A Gentleman of Paris
Trad. let.: Un gentiluomo di Parigi; Sog.: dal racconto Bellamy the Magnificent di Roy Horniman; Scen.: Benjamin Glazer, Herman J. Mankiewicz, Chandler Sprague; F.: Harold Rosson; Int.: Adolphe Menjou (Marchese de Marignan), Shirley O’Hara (Jacqueline), Arlette Marchal (Yvonne Dufour), Ivy Harris (Henriette), Nicholas Soussanin (Joseph Talineau), Lawrence Grant (Generale Baron de Latour), William B. Davidson (Henri Dufour), Lorraine MacLean (ragazza del guardaroba); Prod.: Jesse L. Lasky, Adolph Zukor per Paramount Famous Lasky; Pri. pro.: 1 ottobre 1927 35mm. D.: 65’
Film Notes
Harry d’Abbadie d’Arrast worked as Parisian advisor on A Woman of Paris and as assistant director on The Gold Rush. So it’s reasonable to place his own films squarely in the School of Chaplin–particularly the Lubitsch branch emanating from A Woman of Paris. Even the title of d’Arrast’s second feature rightly suggests a spinoff. Yet for me, the caustic celebration of the carousing and deceit of a wealthy scoundrel (Adolphe Menjou) and the revenge of his servant (Nicholas Soussanin) also suggests Stroheim, above all in the sly attention to details, even if the deadly games in this case aren’t played for keeps.
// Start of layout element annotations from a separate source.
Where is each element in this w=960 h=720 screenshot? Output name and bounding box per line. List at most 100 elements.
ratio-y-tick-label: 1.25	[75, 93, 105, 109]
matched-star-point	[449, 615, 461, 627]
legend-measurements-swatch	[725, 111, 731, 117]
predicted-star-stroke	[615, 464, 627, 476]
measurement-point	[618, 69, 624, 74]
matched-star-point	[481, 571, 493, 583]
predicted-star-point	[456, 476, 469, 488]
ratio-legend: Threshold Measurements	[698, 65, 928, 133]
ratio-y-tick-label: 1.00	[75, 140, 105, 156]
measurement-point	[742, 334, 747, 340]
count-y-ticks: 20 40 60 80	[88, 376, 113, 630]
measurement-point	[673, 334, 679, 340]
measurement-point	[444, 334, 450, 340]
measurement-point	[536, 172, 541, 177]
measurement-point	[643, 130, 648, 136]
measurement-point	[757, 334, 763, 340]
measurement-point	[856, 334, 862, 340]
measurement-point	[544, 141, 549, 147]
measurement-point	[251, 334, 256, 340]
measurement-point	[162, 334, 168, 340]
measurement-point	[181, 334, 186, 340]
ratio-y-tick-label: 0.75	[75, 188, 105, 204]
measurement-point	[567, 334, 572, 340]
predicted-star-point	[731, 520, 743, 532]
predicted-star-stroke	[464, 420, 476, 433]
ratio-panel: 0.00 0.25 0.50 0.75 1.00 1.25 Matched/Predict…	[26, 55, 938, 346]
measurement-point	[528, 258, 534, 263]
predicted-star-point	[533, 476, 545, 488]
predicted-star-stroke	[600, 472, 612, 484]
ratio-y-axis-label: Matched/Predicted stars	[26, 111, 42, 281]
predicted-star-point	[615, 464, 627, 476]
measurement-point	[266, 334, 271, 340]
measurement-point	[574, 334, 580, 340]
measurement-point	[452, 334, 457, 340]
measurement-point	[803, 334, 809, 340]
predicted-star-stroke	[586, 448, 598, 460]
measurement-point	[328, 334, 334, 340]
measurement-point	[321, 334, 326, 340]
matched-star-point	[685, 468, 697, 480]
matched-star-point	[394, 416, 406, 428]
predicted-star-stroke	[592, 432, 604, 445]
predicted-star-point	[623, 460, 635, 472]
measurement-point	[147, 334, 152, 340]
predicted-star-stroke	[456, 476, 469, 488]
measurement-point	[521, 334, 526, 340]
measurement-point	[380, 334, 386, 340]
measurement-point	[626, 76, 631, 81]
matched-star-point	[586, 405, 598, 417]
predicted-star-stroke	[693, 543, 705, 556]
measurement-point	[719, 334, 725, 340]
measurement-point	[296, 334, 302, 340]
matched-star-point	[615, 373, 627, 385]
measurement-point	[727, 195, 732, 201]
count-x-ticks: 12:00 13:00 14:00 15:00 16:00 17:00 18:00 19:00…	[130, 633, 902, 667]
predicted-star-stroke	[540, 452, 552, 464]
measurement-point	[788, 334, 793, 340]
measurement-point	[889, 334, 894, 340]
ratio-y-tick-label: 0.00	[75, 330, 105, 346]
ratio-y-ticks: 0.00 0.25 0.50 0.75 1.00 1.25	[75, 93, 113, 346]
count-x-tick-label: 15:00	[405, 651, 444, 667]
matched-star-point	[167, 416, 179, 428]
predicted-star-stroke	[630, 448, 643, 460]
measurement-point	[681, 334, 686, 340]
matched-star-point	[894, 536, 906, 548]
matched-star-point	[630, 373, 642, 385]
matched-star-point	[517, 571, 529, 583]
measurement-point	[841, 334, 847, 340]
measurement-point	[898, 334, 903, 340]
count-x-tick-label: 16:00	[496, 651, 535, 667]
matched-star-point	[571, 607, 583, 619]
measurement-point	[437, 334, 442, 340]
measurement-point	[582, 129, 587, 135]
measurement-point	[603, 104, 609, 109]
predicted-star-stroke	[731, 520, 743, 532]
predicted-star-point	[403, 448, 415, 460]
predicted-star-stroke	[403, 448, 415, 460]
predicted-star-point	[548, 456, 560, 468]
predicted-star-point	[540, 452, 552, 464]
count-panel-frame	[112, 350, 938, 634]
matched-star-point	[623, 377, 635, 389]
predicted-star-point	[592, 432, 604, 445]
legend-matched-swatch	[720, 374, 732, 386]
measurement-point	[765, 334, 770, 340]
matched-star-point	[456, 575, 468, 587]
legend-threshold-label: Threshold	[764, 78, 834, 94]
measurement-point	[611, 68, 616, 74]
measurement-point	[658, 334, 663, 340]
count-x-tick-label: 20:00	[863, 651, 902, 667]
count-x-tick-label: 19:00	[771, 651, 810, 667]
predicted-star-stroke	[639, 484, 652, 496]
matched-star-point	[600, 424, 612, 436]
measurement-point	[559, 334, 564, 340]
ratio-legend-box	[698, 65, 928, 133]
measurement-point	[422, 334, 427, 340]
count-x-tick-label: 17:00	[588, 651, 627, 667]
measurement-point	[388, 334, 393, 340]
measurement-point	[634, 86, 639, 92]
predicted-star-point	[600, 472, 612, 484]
But maybe the most apt cross-references for d’Arrast are literary: Schnitzler here (though the literal source is a 1904 novel and a 1908 play by Roy Horniman, updated by Herman J. Mankiewicz’s brittle titles), just as the forced gaiety and jaded wealth of the subsequent Laughter evoke F. Scott Fitzgerald by way of Donald Ogden Stewart.